Re: Marijuana use should be a personal choice
For this argument, I will concede that the effects of marijuana on the human body are fairly benign. In fact, if you like, I’ll even let you say that it provides a full day’s supply of vitamins and minerals. It doesn’t, but that’s not relevant to the argument. The issue, which you brought up, is motivation. On the surface, many people are probably thinking of someone spending his weekend slouching on the couch, watching TV, smoking a joint and eating Twinkies. On an individual scale, that seems pretty harmless. But on a national scale, it’s far more serious.
First, let’s look at the Gross Domestic Product (GDP) of the United States. Last year, according to the Bureau of Economic Analysis, it was approximately $13.8 trillion. The GDP is basically nothing more than how much we as a nation earned. And with this money, we buy stuff. We also build schools, fight wars, fight crime, fight poverty, build roads, etc. The GDP is, in reality, a product of our collective motivation. We don’t do anything without the motivation to do it. We don’t build jets, write software, cure diseases, or even flip burgers unless we are motivated to do it.
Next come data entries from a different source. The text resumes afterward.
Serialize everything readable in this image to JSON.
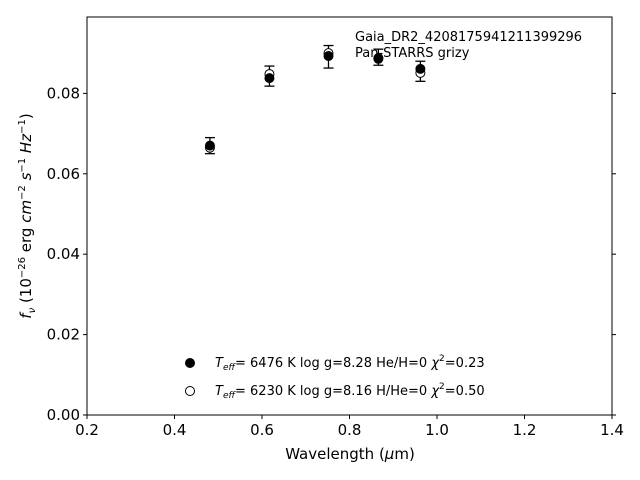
{
  "chart_data": {
    "type": "scatter",
    "annotations": [
      "Gaia_DR2_4208175941211399296",
      "Pan-STARRS grizy"
    ],
    "xlabel": "Wavelength (μm)",
    "ylabel": "f_ν (10^−26 erg cm^−2 s^−1 Hz^−1)",
    "xlim": [
      0.2,
      1.4
    ],
    "ylim": [
      0.0,
      0.099
    ],
    "xticks": [
      0.2,
      0.4,
      0.6,
      0.8,
      1.0,
      1.2,
      1.4
    ],
    "xtick_labels": [
      "0.2",
      "0.4",
      "0.6",
      "0.8",
      "1.0",
      "1.2",
      "1.4"
    ],
    "yticks": [
      0.0,
      0.02,
      0.04,
      0.06,
      0.08
    ],
    "ytick_labels": [
      "0.00",
      "0.02",
      "0.04",
      "0.06",
      "0.08"
    ],
    "grid": false,
    "legend_position": "lower-center",
    "series": [
      {
        "name": "T_eff= 6476 K log g=8.28 He/H=0 χ²=0.23",
        "legend": {
          "teff": "6476 K",
          "logg": "log g=8.28",
          "comp": "He/H=0",
          "chi": "=0.23"
        },
        "marker": "filled-circle",
        "x": [
          0.481,
          0.617,
          0.752,
          0.866,
          0.962
        ],
        "y": [
          0.067,
          0.0838,
          0.0893,
          0.0886,
          0.0861
        ]
      },
      {
        "name": "T_eff= 6230 K log g=8.16 H/He=0 χ²=0.50",
        "legend": {
          "teff": "6230 K",
          "logg": "log g=8.16",
          "comp": "H/He=0",
          "chi": "=0.50"
        },
        "marker": "open-circle",
        "x": [
          0.481,
          0.617,
          0.752,
          0.866,
          0.962
        ],
        "y": [
          0.0665,
          0.0848,
          0.09,
          0.0888,
          0.0851
        ]
      }
    ],
    "observations": {
      "x": [
        0.481,
        0.617,
        0.752,
        0.866,
        0.962
      ],
      "y": [
        0.067,
        0.0843,
        0.0891,
        0.089,
        0.0855
      ],
      "yerr": [
        0.002,
        0.0025,
        0.0028,
        0.002,
        0.0025
      ]
    }
  }
}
Picture yourself as the chief executive of a sovereign state or nation. You are trying to balance the budget and provide for the general welfare of your people. This is not an easy task. How inclined are you to legalize marijuana after you connect the dots? An increase in marijuana means a decrease in motivation. A decrease in motivation means a decrease in revenue. A decrease in revenue means less service to the people. It means more poverty, which typically means more crime.
I’m not talking about a nation of potheads. I’m talking about an overall collective drop in the peoples’ motivation to produce. In our case, a 5 percent drop in production would cost us close to $700 billion in one year. That’s not to say that everybody will smoke marijuana. But as a nation, if you cut motivation, you cut revenue. And with a national debt that, according to the Bureau of the Public Debt, exceeds $9.6 trillion, we need all of the motivation that we can get.
Richard Eldridge is a senior majoring in biology.